Advances in Systemic Therapy for Melanoma - Episode 8
Transcript:
Jeffrey S. Weber, MD, PhD: Let’s segue to the next logical issue, which is that patients have been given the checkpoint inhibitor but they’re BRAF wild-type, and ipilimumab/nivolumab, pembrolizumab alone, or nivolumab alone fails. Then what do you do?
Axel Hauschild, MD, PhD: This is the biggest problem for us at the moment. In some patients, you can take a rebiopsy of another lesion not from the same organ, simply because in 5% of patients you might have discordant results between different organs: cutaneous metastasis, and so on. And we are sometimes using the cobas testing in a secondary analysis, which means we have another 5% option that the patient is carrying a significant mutation, the V600E mutation, which is not detected by all routine sequencing, just to mention this.
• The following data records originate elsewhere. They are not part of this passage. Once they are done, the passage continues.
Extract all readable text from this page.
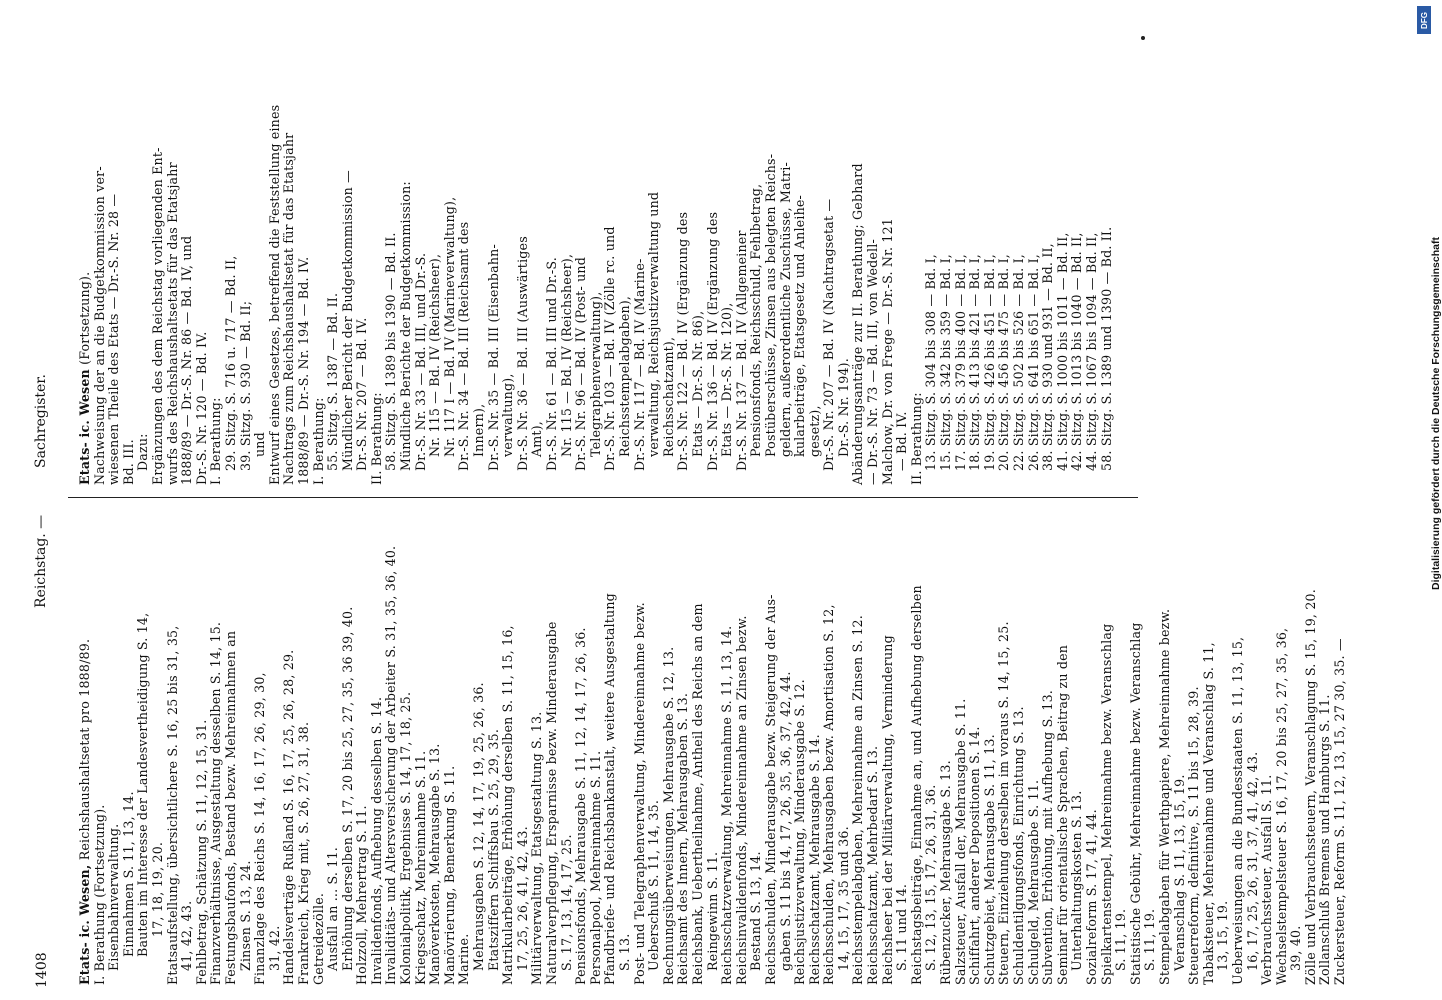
1408
Reichstag. —
Sachregister.
Etats- ic. Wesen, Reichshaushaltsetat pro 1888/89.
I. Berathung (Fortsetzung). Eisenbahnverwaltung. Einnahmen S. 11, 13, 14. Bauten im Interesse der Landesvertheidigung S. 14, 17, 18, 19, 20. Etatsaufstellung, übersichtlichere S. 16, 25 bis 31, 35, 41, 42, 43. Fehlbetrag, Schätzung S. 11, 12, 15, 31. Finanzverhältnisse, Ausgestaltung desselben S. 14, 15. Festungsbaufonds, Bestand bezw. Mehreinnahmen an Zinsen S. 13, 24. Finanzlage des Reichs S. 14, 16, 17, 26, 29, 30, 31, 42. Handelsverträge Rußland S. 16, 17, 25, 26, 28, 29. Frankreich, Krieg mit, S. 26, 27, 31, 38. Getreidezölle. Ausfall an ... S. 11. Erhöhung derselben S. 17, 20 bis 25, 27, 35, 36 39, 40. Holzzoll, Mehrertrag S. 11. Invalidenfonds, Aufhebung desselben S. 14. Invaliditäts- und Altersversicherung der Arbeiter S. 31, 35, 36, 40. Kolonialpolitik, Ergebnisse S. 14, 17, 18, 25. Kriegsschatz, Mehreinnahme S. 11. Manöverkosten, Mehrausgabe S. 13. Manövrierung, Bemerkung S. 11. Marine. Mehrausgaben S. 12, 14, 17, 19, 25, 26, 36. Etatsziffern Schiffsbau S. 25, 29, 35. Matrikularbeiträge, Erhöhung derselben S. 11, 15, 16, 17, 25, 26, 41, 42, 43. Militärverwaltung, Etatsgestaltung S. 13. Naturalverpflegung, Ersparnisse bezw. Minderausgabe S. 17, 13, 14, 17, 25. Pensionsfonds, Mehrausgabe S. 11, 12, 14, 17, 26, 36. Personalpool, Mehreinnahme S. 11. Pfandbriefe- und Reichsbankanstalt, weitere Ausgestaltung S. 13. Post- und Telegraphenverwaltung, Mindereinnahme bezw. Ueberschuß S. 11, 14, 35. Rechnungsüberweisungen, Mehrausgabe S. 12, 13. Reichsamt des Innern, Mehrausgaben S. 13. Reichsbank, Uebertheilnahme, Antheil des Reichs an dem Reingewinn S. 11. Reichsschatzverwaltung, Mehreinnahme S. 11, 13, 14. Reichsinvalidenfonds, Mindereinnahme an Zinsen bezw. Bestand S. 13, 14. Reichsschulden, Minderausgabe bezw. Steigerung der Aus- gaben S. 11 bis 14, 17, 26, 35, 36, 37, 42, 44. Reichsjustizverwaltung, Minderausgabe S. 12. Reichsschatzamt, Mehrausgabe S. 14. Reichsschulden, Mehrausgaben bezw. Amortisation S. 12, 14, 15, 17, 35 und 36. Reichsstempelabgaben, Mehreinnahme an Zinsen S. 12. Reichsschatzamt, Mehrbedarf S. 13. Reichsheer bei der Militärverwaltung, Verminderung S. 11 und 14. Reichstagsbeiträge, Einnahme an, und Aufhebung derselben S. 12, 13, 15, 17, 26, 31, 36. Rübenzucker, Mehrausgabe S. 13. Salzsteuer, Ausfall der, Mehrausgabe S. 11. Schiffahrt, anderer Depositionen S. 14. Schutzgebiet, Mehrausgabe S. 11, 13. Steuern, Einziehung derselben im voraus S. 14, 15, 25. Schuldentilgungsfonds, Einrichtung S. 13. Schulgeld, Mehrausgabe S. 11. Subvention, Erhöhung, mit Aufhebung S. 13. Seminar für orientalische Sprachen, Beitrag zu den Unterhaltungskosten S. 13. Sozialreform S. 17, 41, 44. Spielkartenstempel, Mehreinnahme bezw. Veranschlag S. 11, 19. Statistische Gebühr, Mehreinnahme bezw. Veranschlag S. 11, 19. Stempelabgaben für Werthpapiere, Mehreinnahme bezw. Veranschlag S. 11, 13, 15, 19. Steuerreform, definitive, S. 11 bis 15, 28, 39. Tabaksteuer, Mehreinnahme und Veranschlag S. 11, 13, 15, 19. Ueberweisungen an die Bundesstaaten S. 11, 13, 15, 16, 17, 25, 26, 31, 37, 41, 42, 43. Verbrauchssteuer, Ausfall S. 11. Wechselstempelsteuer S. 16, 17, 20 bis 25, 27, 35, 36, 39, 40. Zölle und Verbrauchssteuern, Veranschlagung S. 15, 19, 20. Zollanschluß Bremens und Hamburgs S. 11. Zuckersteuer, Reform S. 11, 12, 13, 15, 27 30, 35. —
Etats- ic. Wesen (Fortsetzung). Nachweisung der an die Budgetkommission ver- wiesenen Theile des Etats — Dr.-S. Nr. 28 — Bd. III. Dazu: Ergänzungen des dem Reichstag vorliegenden Ent- wurfs des Reichshaushaltsetats für das Etatsjahr 1888/89 — Dr.-S. Nr. 86 — Bd. IV, und Dr.-S. Nr. 120 — Bd. IV. I. Berathung: 29. Sitzg. S. 716 u. 717 — Bd. II, 39. Sitzg. S. 930 — Bd. II; und Entwurf eines Gesetzes, betreffend die Feststellung eines Nachtrags zum Reichshaushaltsetat für das Etatsjahr 1888/89 — Dr.-S. Nr. 194 — Bd. IV. I. Berathung: 55. Sitzg. S. 1387 — Bd. II. Mündlicher Bericht der Budgetkommission — Dr.-S. Nr. 207 — Bd. IV. II. Berathung: 58. Sitzg. S. 1389 bis 1390 — Bd. II. Mündliche Berichte der Budgetkommission: Dr.-S. Nr. 33 — Bd. III, und Dr.-S. Nr. 115 — Bd. IV (Reichsheer), Nr. 117 I — Bd. IV (Marineverwaltung), Dr.-S. Nr. 34 — Bd. III (Reichsamt des Innern), Dr.-S. Nr. 35 — Bd. III (Eisenbahn- verwaltung), Dr.-S. Nr. 36 — Bd. III (Auswärtiges Amt), Dr.-S. Nr. 61 — Bd. III und Dr.-S. Nr. 115 — Bd. IV (Reichsheer), Dr.-S. Nr. 96 — Bd. IV (Post- und Telegraphenverwaltung), Dr.-S. Nr. 103 — Bd. IV (Zölle rc. und Reichsstempelabgaben), Dr.-S. Nr. 117 — Bd. IV (Marine- verwaltung, Reichsjustizverwaltung und Reichsschatzamt), Dr.-S. Nr. 122 — Bd. IV (Ergänzung des Etats — Dr.-S. Nr. 86), Dr.-S. Nr. 136 — Bd. IV (Ergänzung des Etats — Dr.-S. Nr. 120), Dr.-S. Nr. 137 — Bd. IV (Allgemeiner Pensionsfonds, Reichsschuld, Fehlbetrag, Postüberschüsse, Zinsen aus belegten Reichs- geldern, außerordentliche Zuschüsse, Matri- kularbeiträge, Etatsgesetz und Anleihe- gesetz), Dr.-S. Nr. 207 — Bd. IV (Nachtragsetat — Dr.-S. Nr. 194). Abänderungsanträge zur II. Berathung; Gebhard — Dr.-S. Nr. 73 — Bd. III, von Wedell- Malchow, Dr. von Frege — Dr.-S. Nr. 121 — Bd. IV. II. Berathung: 13. Sitzg. S. 304 bis 308 — Bd. I, 15. Sitzg. S. 342 bis 359 — Bd. I, 17. Sitzg. S. 379 bis 400 — Bd. I, 18. Sitzg. S. 413 bis 421 — Bd. I, 19. Sitzg. S. 426 bis 451 — Bd. I, 20. Sitzg. S. 456 bis 475 — Bd. I, 22. Sitzg. S. 502 bis 526 — Bd. I, 26. Sitzg. S. 641 bis 651 — Bd. I, 38. Sitzg. S. 930 und 931 — Bd. II, 41. Sitzg. S. 1000 bis 1011 — Bd. II, 42. Sitzg. S. 1013 bis 1040 — Bd. II, 44. Sitzg. S. 1067 bis 1094 — Bd. II, 58. Sitzg. S. 1389 und 1390 — Bd. II.
DFG
Digitalisierung gefördert durch die Deutsche Forschungsgemeinschaft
So, for these patients, I think the most important clinical question is if the combination of ipilimumab and nivolumab is useful in second and third-line treatment, and this has not been discovered. I hope so, but I guess that it is like all the other treatments, that it is less good compared to first-line, and therefore, I would prefer to give ipilimumab plus nivolumab in the first-line setting.
Jeffrey S. Weber, MD, PhD: Caroline, in your institution, how many lines of therapy are patients now getting?
Caroline Robert, MD, PhD: We also have the same kind of problem, of course. If you have used immunotherapy first-line in a BRAF wild-type patient, then you end up being in a situation where we were years ago. Now we have problems with this situation, so we use a clinical trial if we can. Coming back to Axel’s point—to check if we did not miss the mutation—you can also look for it in the blood, because there are now some tests on circulating DNA that can help us. If the patient is metastatic, it begins to be more and more sensitive. But then, yes, we use a clinical trial if we can. I’m very happy to be in a center where we have a lot of clinical trials, including phase I trials. But then, if not, it happens to us: We go back to chemotherapy. Then, there is a sort of urban legend that says that patients who have been treated with immunotherapy respond better to chemotherapy. I don’t know if it’s true.
Jeffrey S. Weber, MD, PhD: Does anyone think that’s true? That’s an interesting point.
Caroline Robert, MD, PhD: I saw some very spectacular responses to chemotherapy after immunotherapy, but we know that they could sometimes happen without it. I don’t know. I think we are not going to do clinical trials to check that, because we have more exciting drugs to test. But there is an effort by some colleagues to collect this information.
Jeffrey S. Weber, MD, PhD: At this table, we have at least a century of experience. That’s a lot of experience. So, does anyone think that patients who fail immunotherapy—now, are you saying primarily refractory? Or, they may have had a response and then progressed?
Caroline Robert, MD, PhD: I don’t know, because I don’t have enough data.
Jeffrey S. Weber, MD, PhD: Take either category. Would they have a better response to carboplatin and Taxol (paclitaxel) or dacarbazine? Does anyone think so? Reinhard?
Reinhard G. Dummer, MD: I hardly dare to say it, but I think it might be. I have a few patients in mind, where we use this as a bridging therapy. Sometimes, we use this in symptomatic patients, and I have had a few patients with very surprising responses. Actually, we are somehow retreating with targeted therapy. These data are out there, and we are also retreating with immunotherapy.
Caroline Robert, MD, PhD: Yes.
Reinhard G. Dummer, MD: Sometimes, I think it’s good to give a break. You need to do something. If we don’t do anything, I think it’s tricky. Using chemotherapy—and I really would call it a bridging therapy—might be a good idea. Especially in Paris, there are a number of papers about v, chemotherapy-induced cell death, and the release of antigens that might help to reset the scene. I also think that the implication of the T cells that are out there is that maybe, if you reset, if you have chemotherapy-induced lymphopenia, this might result in autocrine stimulation of the T-cell compartment and maybe a resetting of the T-cell repertoire. I think chemotherapy is not dead.